Barclays and AIB have now rallied 132 per cent and 189 per cent respectively since their lows in March last year. Both businesses have capital buffers above regulatory capital requirements and trade respectively at 0.55x and 0.5x of their book values. We believe these valuations do not reflect the growth potential these high quality banks have in an environment of rising inflation and interest rates.


Beyond the banks, Interpublic continues to outperform the competition due to its higher exposure to US and Healthcare advertising. With the acquisition of Acxiom in 2018, it has a unique approach to client data analysis and CRM work it offers to clients. We believe the company will benefit from a strong rebound in advertising, especially online, in 2021.


Intel for once reported better than expected numbers, but most importantly the market took comfort from the incoming CEO who is looking to re-establish Intel as the leader in chip design and manufacturing. The first signs are already visible in management’s expectations that the majority of its 2023 products will be sourced internally with its 7nm process.

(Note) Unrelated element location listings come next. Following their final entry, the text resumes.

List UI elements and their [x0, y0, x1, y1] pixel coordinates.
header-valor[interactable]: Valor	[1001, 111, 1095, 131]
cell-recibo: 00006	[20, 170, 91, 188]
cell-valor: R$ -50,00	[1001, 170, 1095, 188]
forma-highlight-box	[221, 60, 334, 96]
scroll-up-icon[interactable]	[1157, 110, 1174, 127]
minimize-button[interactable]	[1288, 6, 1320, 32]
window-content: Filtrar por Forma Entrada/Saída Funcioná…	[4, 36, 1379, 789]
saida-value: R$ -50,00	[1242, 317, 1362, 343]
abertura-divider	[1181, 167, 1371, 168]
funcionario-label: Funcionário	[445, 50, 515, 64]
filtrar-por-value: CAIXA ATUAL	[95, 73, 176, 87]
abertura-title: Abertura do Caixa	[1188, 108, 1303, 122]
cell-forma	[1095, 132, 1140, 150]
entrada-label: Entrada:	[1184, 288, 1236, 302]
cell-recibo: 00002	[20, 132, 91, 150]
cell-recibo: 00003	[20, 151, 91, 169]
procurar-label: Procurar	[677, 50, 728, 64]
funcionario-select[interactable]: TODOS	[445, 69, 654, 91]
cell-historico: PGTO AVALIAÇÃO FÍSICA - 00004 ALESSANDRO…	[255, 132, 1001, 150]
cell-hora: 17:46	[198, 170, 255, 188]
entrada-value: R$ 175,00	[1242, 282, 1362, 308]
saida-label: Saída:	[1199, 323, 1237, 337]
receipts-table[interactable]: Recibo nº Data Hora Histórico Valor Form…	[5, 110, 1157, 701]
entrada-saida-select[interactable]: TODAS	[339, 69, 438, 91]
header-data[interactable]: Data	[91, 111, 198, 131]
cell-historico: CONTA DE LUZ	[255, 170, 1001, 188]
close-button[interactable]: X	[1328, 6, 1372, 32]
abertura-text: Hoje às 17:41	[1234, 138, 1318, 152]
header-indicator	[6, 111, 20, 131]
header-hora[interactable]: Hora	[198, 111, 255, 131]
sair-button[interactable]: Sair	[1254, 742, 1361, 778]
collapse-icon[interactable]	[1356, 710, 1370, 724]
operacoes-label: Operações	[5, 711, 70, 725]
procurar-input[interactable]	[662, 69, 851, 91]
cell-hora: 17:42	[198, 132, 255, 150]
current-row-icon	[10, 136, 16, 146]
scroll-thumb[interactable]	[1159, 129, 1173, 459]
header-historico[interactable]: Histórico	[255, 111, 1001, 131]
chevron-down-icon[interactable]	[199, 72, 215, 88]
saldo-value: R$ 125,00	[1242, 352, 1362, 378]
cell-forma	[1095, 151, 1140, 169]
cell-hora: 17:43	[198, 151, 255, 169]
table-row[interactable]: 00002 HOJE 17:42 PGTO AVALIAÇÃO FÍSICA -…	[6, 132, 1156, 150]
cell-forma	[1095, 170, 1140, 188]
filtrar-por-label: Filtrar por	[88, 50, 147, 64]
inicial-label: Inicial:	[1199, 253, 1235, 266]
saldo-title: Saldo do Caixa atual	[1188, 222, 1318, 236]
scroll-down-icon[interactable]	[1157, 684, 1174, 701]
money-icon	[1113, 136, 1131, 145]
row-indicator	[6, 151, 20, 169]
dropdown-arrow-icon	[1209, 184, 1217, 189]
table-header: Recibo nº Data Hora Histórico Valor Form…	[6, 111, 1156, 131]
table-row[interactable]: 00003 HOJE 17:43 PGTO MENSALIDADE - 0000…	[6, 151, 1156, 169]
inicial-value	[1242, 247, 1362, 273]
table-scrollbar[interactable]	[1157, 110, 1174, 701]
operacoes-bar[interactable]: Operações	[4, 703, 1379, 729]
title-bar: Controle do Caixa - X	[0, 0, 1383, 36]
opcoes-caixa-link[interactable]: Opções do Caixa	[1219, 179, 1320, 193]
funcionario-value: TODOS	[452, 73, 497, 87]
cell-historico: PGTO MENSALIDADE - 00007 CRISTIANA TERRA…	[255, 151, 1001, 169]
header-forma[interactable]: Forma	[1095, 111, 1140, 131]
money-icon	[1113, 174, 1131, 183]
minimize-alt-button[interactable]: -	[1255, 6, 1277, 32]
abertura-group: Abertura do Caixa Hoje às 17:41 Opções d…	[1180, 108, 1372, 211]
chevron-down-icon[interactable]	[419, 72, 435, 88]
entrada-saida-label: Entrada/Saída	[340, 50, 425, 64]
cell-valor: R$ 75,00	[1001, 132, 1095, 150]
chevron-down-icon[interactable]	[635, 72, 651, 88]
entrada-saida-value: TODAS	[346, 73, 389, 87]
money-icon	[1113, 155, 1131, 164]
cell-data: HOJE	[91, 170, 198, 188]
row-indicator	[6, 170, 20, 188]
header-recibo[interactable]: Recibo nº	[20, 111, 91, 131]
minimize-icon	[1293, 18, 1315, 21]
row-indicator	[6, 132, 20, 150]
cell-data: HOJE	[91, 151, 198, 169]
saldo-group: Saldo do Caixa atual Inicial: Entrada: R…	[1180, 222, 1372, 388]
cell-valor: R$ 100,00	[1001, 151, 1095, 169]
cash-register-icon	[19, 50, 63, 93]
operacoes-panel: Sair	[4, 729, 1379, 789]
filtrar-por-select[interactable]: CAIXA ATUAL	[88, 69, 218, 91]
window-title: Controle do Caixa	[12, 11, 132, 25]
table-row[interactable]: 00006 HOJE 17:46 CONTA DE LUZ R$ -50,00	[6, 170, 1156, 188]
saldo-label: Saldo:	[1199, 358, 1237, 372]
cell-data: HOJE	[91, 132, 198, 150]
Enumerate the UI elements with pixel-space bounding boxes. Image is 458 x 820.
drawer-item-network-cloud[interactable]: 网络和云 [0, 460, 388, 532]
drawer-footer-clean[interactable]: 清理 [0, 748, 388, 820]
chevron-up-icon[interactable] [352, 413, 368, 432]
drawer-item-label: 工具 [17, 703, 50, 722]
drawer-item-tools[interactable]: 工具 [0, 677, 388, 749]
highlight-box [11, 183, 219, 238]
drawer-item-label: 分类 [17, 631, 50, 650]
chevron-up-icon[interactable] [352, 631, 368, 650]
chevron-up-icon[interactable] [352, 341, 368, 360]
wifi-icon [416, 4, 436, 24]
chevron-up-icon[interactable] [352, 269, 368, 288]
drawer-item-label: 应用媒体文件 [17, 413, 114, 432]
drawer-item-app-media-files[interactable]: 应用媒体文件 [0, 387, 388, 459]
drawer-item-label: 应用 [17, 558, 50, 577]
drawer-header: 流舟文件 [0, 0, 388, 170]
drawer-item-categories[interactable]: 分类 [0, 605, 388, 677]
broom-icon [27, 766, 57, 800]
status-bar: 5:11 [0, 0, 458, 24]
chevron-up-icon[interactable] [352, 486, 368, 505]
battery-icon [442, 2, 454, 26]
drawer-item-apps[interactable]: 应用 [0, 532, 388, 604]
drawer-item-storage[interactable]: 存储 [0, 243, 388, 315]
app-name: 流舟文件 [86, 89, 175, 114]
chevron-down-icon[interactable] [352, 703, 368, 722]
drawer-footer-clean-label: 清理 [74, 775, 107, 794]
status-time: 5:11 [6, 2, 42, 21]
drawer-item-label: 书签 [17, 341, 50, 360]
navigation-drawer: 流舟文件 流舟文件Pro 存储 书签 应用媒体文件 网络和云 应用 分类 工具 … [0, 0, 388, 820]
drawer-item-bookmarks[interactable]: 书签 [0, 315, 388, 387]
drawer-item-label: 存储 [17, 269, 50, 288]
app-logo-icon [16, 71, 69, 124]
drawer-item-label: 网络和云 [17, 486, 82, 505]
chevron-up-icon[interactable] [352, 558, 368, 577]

Just like other industrial names, Heidelberg Cement early on indicated that FY20 results were better than expected. Most importantly, the company reported a strong ROIC improvement and reinstated its dividend. Management was optimistic about the favourable trends in infrastructure and private residential, which bodes well for 2021 performance.


The start to 2021 could not have been any more different to last year’s. US Treasury yields have rallied from below 1 per cent to 1.7 per cent: although still not quite back to pre-Covid levels. Inflation pressures, something we warned of last year, are now almost consensual. Expensive technology names that were the outperformers last year have underperformed in the year to date. This all led to value shares outperforming growth by almost 9 per cent last quarter.


Many have been waiting for this for a long time and although the move is quite stark in the short term, there is a lot of ground to be made up. We continue to find many businesses that fall into the value camp, where we believe their prospects are significantly undervalued by investors.


Graham Campbell is chief executive of Saracen Fund Managers. The views expressed above are his own and should not be taken as investment advice.